There’s no subjectivity? The interface is determined by the agent architecture we use, which is an empirical question.
You don’t have to run anything to check power-seeking. Once you know the agent encodings, the rest is determined and my theory makes predictions.
My current understanding is something like:
There is not really a subjective modeling decision involved because given an interface (state space and action space), the dynamics of the system are a real world property we can look for concretely.
Claims about the encoding/modeling can be resolved thanks to power-seeking, which predicts what optimal policies are more likely to do. So with enough optimal policies, we can check the claim (like the “5-googleplex” one).
I would say the choice of agent architecture is the subjective decision. That’s the point at which we decide what states and actions are possible, which completely determines the MDP. Granted, this argument is probably stronger for POMDP (for which you have more degrees of freedom in observations), but I still see it for MDP.
If you don’t think there is subjectivity involved, do you think that for whatever (non-formal) problem we might want to solve, there is only one way to encode it as a state space and action space? Or are you pointing out that with an architecture in mind, the state space and action space is fixed? I agree with the latter, but then it’s a question of how the states of the actual systems are encoded in the state space of the agent, and that doesn’t seem unique to me.
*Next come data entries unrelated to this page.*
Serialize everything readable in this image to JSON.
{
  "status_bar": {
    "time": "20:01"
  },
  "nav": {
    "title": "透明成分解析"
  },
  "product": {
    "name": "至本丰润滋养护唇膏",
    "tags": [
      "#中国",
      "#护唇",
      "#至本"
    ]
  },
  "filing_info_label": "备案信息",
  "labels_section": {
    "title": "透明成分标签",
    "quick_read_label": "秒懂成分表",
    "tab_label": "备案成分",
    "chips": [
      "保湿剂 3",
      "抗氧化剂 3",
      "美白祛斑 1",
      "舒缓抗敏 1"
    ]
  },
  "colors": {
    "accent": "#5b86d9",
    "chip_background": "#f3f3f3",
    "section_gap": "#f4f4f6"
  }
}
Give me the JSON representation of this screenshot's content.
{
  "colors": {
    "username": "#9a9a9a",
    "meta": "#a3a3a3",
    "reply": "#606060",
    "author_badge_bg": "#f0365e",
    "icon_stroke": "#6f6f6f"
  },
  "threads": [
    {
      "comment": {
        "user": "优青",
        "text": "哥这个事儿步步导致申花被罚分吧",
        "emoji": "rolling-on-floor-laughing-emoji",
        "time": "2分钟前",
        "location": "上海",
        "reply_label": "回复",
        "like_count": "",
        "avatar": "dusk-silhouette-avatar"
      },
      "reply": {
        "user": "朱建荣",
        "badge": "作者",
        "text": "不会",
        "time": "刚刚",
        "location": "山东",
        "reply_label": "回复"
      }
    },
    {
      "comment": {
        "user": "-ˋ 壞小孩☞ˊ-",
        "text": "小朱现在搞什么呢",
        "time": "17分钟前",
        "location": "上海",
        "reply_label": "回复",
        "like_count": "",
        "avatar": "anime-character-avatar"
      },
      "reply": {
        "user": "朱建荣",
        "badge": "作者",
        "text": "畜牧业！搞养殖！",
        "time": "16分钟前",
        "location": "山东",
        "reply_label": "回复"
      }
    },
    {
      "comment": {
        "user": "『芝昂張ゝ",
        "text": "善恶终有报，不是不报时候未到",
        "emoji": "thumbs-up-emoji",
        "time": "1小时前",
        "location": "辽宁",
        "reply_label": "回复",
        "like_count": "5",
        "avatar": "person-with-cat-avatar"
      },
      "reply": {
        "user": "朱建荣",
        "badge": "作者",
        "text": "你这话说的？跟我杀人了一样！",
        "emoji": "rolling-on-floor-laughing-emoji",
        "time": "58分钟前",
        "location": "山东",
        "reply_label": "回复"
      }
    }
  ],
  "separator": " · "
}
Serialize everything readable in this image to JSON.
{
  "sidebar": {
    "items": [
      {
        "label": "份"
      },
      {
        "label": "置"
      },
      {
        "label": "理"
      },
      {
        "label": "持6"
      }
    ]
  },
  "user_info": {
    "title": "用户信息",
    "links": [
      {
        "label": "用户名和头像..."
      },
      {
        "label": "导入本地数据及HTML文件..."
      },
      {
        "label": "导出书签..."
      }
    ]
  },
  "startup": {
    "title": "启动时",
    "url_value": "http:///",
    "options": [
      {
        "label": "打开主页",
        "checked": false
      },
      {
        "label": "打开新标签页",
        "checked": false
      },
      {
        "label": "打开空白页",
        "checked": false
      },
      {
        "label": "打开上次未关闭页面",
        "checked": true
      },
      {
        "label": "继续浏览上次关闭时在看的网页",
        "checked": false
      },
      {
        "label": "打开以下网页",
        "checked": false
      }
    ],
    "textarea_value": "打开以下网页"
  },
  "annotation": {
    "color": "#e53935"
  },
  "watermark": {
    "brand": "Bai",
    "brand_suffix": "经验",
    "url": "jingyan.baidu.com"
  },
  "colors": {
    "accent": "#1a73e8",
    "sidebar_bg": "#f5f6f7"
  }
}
But to falsify the “5 googolplex”, you do need to know what the optimal policies tend to do, right? Then you need to find optimal policies and know what they do (to check that they indeed don’t power-seek by going left). This means run/simulate them, which might cause them to take over the world in the worst case scenarios.
(I continued this discussion with Adam in private—here are some thoughts for the public record)
I think I’m claiming first bullet. I am not claiming the second.
Yes, that.
It doesn’t have to be unique. We’re predicting “for the agents we build, will optimal policies in their MDP models seek power?”, and once you account for the environment dynamics, our beliefs about the agent architecture, and then our beliefs on the reward functions conditional on each architecture, this prediction has no subjective degrees of freedom.
I’m not claiming that there’s One Architecture To Rule Them All. I’m saying that if we want to predict what happens, we:
Consider the underlying environment (assumed Markovian)
Consider different state/action encodings we might supply the agent.
For each, fix a reward function distribution (what goals we expect to assign to the agent)
See what my theory predicts.
There’s a further claim (which seems plausible, but which I’m not yet making) that (2) won’t affect (4) very much in practice. The point of this post is that if you say “the MDP has a different model”, you’re either disagreeing with (1) the actual dynamics, or claiming that we will physically supply the agent with a different state/action encoding (2).
To falsify “5 googolplex”, all you have to know is the dynamics + the agent’s observation and action encodings. That determines the MDP structure. You don’t have to run anything. (Although I suppose your proposed direction of inference is interesting: power-seeking tendencies + dynamics give you evidence about the encoding)
The encodings + environment dynamics tell you what model the agent is interfacing with, which allows you to apply my theorems as usual.